[PATCH v2 0/2] Clean up and shrink uuid input & output

From: George Spelvin
Date: Sat Jun 04 2016 - 01:13:15 EST

Okay, here's a more formal submission.

Net code size changes for both patches:

uuid_string() __uuid_to_bin()
Before After Delta Percent Before After Delta Percent
x86-32 245 196 -49 -20.0% 122 90 -32 -26.2%
x86-64 246 162 -84 -34.1% 127 90 -37 -29.1%
arm 292 216 -76 -26.0% 116 92 -24 -20.7%
thumb 220 136 -84 -38.2% 100 50 -50 -50.0%
arm64 296 188 -108 -36.5% 148 116 -32 -21.6%

I haven't measured the speedup because, although it's obviously faster,
speed is not particularly important. (I wouldn't be using out-of-line
hex2bin() if it were.)

Andy Shevchenko wrote
> Be honest, you increase rodata for almost the same amount of bytes.

No, my original patch didn't increase rodata at all, because it replaced
tables of the same size.

Bringing that patch forward in the simplest way (the first copy, which
I sent you privately) broke the sharing of the arrays with lib/uuid.c
and thereby increased rodata by 32 bytes.

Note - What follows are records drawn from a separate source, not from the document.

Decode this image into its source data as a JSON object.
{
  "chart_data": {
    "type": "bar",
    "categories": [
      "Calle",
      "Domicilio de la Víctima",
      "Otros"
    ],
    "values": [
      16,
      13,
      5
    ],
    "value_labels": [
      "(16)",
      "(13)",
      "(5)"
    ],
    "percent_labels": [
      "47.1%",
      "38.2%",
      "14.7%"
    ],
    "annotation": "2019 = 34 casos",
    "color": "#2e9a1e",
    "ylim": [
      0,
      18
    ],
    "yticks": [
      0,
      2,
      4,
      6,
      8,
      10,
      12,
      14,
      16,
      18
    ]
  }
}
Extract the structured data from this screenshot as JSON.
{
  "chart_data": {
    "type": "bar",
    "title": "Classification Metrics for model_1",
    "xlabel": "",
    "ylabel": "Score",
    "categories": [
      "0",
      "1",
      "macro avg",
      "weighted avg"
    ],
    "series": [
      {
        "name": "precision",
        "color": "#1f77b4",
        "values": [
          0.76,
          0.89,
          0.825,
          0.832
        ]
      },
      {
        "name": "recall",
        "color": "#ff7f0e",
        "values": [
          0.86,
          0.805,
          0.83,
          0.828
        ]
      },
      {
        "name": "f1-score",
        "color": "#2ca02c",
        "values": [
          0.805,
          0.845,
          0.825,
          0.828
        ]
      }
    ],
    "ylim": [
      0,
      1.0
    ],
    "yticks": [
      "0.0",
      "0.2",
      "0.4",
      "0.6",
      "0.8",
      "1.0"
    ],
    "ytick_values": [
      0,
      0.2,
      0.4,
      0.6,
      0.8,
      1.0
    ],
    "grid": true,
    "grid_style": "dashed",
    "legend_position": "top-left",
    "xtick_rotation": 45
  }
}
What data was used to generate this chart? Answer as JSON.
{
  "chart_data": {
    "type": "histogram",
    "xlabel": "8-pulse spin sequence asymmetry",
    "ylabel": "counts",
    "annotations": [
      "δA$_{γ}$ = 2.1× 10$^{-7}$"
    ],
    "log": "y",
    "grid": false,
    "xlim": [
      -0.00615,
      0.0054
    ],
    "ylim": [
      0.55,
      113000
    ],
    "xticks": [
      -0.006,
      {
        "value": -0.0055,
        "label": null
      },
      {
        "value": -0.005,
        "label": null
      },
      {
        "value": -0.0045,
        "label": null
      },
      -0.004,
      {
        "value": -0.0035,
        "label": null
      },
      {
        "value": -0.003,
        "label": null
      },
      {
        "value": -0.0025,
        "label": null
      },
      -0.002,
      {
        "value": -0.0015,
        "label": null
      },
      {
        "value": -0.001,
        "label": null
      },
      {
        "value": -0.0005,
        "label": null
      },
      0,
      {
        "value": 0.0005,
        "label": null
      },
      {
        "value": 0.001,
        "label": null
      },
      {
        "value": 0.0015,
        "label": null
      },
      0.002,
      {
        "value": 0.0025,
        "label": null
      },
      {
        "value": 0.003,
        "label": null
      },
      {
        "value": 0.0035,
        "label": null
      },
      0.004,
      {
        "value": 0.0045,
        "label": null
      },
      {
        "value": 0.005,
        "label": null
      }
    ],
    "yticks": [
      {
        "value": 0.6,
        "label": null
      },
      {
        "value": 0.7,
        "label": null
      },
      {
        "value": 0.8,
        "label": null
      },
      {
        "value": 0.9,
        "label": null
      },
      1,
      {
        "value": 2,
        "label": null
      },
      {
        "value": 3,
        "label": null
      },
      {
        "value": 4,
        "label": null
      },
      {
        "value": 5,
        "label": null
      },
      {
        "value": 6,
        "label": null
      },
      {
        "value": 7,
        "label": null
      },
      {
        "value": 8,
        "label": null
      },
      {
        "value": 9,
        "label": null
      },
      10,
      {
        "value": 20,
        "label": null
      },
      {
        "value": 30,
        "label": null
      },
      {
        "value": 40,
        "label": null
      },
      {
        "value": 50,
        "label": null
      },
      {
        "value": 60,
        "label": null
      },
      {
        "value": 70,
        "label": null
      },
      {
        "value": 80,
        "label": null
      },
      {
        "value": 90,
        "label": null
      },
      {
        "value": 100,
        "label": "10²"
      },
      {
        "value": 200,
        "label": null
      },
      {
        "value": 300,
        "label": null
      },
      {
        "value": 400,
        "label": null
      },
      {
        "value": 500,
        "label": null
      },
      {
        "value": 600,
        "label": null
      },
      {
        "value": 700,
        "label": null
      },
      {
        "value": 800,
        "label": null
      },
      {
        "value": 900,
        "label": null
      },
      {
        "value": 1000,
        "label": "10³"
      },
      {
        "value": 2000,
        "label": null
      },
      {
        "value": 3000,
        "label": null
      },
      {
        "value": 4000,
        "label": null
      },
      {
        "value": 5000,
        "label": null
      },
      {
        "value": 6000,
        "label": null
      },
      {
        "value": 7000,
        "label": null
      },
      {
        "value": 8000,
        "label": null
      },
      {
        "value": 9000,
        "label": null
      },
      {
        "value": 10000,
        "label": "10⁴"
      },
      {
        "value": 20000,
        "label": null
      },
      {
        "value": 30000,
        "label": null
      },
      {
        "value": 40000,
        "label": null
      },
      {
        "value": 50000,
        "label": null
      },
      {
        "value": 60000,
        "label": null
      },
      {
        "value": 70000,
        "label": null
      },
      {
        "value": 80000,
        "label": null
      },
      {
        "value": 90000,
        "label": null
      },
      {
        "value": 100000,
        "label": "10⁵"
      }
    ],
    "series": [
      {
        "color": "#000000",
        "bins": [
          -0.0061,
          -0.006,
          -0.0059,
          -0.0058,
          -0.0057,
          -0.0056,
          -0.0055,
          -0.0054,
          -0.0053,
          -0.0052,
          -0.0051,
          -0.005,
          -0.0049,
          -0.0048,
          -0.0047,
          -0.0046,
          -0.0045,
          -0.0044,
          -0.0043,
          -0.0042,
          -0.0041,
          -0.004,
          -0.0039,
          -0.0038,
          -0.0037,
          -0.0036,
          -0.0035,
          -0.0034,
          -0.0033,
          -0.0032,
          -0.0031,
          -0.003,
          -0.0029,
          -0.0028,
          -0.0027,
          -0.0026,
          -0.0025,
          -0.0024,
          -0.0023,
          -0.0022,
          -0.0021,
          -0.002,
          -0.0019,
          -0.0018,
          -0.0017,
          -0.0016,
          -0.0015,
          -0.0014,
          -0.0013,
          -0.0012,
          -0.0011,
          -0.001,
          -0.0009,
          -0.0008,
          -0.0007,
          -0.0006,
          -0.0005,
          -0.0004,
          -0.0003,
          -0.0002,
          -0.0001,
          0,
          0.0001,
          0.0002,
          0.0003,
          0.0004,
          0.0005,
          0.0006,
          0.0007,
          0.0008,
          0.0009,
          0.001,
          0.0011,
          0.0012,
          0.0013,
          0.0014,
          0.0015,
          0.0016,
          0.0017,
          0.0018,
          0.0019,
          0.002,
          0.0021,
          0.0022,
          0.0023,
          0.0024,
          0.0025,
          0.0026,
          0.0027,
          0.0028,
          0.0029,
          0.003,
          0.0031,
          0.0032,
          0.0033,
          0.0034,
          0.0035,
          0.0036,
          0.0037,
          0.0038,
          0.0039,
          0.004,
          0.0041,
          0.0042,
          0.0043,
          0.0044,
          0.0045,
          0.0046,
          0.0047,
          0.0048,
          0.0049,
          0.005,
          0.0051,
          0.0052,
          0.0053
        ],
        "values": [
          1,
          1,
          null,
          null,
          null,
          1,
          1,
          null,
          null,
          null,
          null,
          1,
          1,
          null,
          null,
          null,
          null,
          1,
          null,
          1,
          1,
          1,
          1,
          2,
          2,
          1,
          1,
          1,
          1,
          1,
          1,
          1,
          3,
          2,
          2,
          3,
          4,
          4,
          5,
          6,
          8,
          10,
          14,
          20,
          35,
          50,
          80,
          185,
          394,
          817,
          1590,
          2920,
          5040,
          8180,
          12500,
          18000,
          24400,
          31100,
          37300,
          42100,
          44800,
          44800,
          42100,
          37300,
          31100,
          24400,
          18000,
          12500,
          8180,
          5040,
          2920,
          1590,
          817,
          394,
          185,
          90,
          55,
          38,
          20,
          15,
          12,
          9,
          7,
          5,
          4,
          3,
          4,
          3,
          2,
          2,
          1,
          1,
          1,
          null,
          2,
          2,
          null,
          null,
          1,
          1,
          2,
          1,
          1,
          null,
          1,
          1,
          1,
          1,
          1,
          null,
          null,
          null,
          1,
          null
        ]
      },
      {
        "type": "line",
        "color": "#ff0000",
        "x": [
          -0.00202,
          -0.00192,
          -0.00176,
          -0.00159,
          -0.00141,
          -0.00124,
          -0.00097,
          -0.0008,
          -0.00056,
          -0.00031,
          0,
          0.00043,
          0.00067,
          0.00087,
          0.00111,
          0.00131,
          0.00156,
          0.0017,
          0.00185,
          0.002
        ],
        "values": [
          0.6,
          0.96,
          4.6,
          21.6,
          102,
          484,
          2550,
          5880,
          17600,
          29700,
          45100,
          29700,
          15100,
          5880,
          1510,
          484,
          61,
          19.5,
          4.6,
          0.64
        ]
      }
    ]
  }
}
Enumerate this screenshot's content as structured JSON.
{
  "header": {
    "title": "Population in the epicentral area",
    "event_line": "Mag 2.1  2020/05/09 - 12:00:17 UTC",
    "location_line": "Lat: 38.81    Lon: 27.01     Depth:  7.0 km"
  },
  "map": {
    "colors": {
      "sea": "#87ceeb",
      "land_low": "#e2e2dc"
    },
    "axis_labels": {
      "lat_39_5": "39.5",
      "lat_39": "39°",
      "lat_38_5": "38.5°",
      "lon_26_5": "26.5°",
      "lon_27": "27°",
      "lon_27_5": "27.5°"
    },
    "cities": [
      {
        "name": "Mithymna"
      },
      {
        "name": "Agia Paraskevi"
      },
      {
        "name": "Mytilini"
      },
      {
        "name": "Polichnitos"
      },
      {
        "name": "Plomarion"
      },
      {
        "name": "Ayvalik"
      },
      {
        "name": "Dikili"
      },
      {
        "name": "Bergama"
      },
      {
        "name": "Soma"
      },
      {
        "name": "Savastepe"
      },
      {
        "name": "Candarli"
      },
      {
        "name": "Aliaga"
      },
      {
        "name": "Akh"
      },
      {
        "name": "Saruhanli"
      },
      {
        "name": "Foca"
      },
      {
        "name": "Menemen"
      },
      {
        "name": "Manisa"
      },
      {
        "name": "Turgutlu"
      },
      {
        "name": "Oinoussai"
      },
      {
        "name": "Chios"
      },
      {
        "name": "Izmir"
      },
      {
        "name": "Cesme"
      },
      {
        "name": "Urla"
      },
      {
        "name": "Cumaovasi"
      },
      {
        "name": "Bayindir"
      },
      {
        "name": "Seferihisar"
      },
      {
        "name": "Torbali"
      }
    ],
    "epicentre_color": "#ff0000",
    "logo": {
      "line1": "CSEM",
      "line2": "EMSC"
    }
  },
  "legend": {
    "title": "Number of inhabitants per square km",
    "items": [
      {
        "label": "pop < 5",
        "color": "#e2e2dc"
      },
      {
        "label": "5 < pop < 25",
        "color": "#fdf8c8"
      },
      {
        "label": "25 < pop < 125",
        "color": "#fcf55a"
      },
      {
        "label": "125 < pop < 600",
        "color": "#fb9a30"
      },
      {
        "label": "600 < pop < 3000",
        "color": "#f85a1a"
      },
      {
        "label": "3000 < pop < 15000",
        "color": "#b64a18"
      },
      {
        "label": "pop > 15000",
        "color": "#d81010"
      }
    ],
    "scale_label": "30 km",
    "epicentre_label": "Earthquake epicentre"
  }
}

But patching lib/uuid.c to share the new tables as is done in this
patch series ends up with a net 16-byte reduction in rodata.

> Also, please fix Cc list (I got bounce response) and add some key people
> like Rasmus.

Mea culpa. I manually copied the e-mail addresses and managed to typo
"bjorn" into "bbjorn".

>> The arrays are combined in one contiguous uuid_byte_pos[2][16]
>> array as a micro-optimization for uuid_string().

> Oh, it makes readability worse.

It's truly marginal, deleted.

> How hex2bin is better here? We have validation done, no need to repeat.
> So, I suggest not to touch this piece of code.

hex2bin is better than hex_to_bin because it's does more of what we want
in one call rather than needing two.

As for checking the return value, it's a longish story.
However, at your prompting, I've deleted it (more size savings!).

Now, the story...

Originally, I had eliminated the uuid_is_valid() call entirely, and
just checked that the hyphens were in the right place and the digits
all converted:

static int __uuid_to_bin(const char *uuid, __u8 b[16], const u8 si[16])
unsigned int i;

if (uuid[ 8] != '-' || uuid[13] != '-' ||
uuid[18] != '-' || uuid[23] != '-')
return -EINVAL;

for (i = 0; i < 16; i++)
if (hex2bin(b + i, uuid + si[i], 1) < 0)
return -EINVAL;

return 0;

... but I was worried that some callers might be passing in an arbitrary
null-terminated string, and reading uuid[23] before checking that the
preceding characters were all non-null might be a bad thing.

So I put the uuid_is_valid() call back.

However, I left the second return value check, on general principles,
because it was cheap and I wasn't sure it wasn't useful.

i was thinking about about time-of-check to time-of-use race conditions.
I had just determined that I didn't know the callers and what they were
doing, so I wasn't sure the source uuid would be stable for the duration
of the call.

However, this isn't a real TOCTTOU security bug. The only thing that
corrupting the buffer can do is insert a 0xff byte in the uuid. Which
is nothing that couldn't be done with a static input.

So it's unnecessary.

George Spelvin (2):
lib/vsprintf.c: Simplify uuid_string()
lib/uuid.c: eliminate uuid_[bl]e_index arrays

include/linux/uuid.h | 6 ++++--
lib/uuid.c | 24 ++++++++++--------------
lib/vsprintf.c | 40 +++++++++++++++++-----------------------
3 files changed, 31 insertions(+), 39 deletions(-)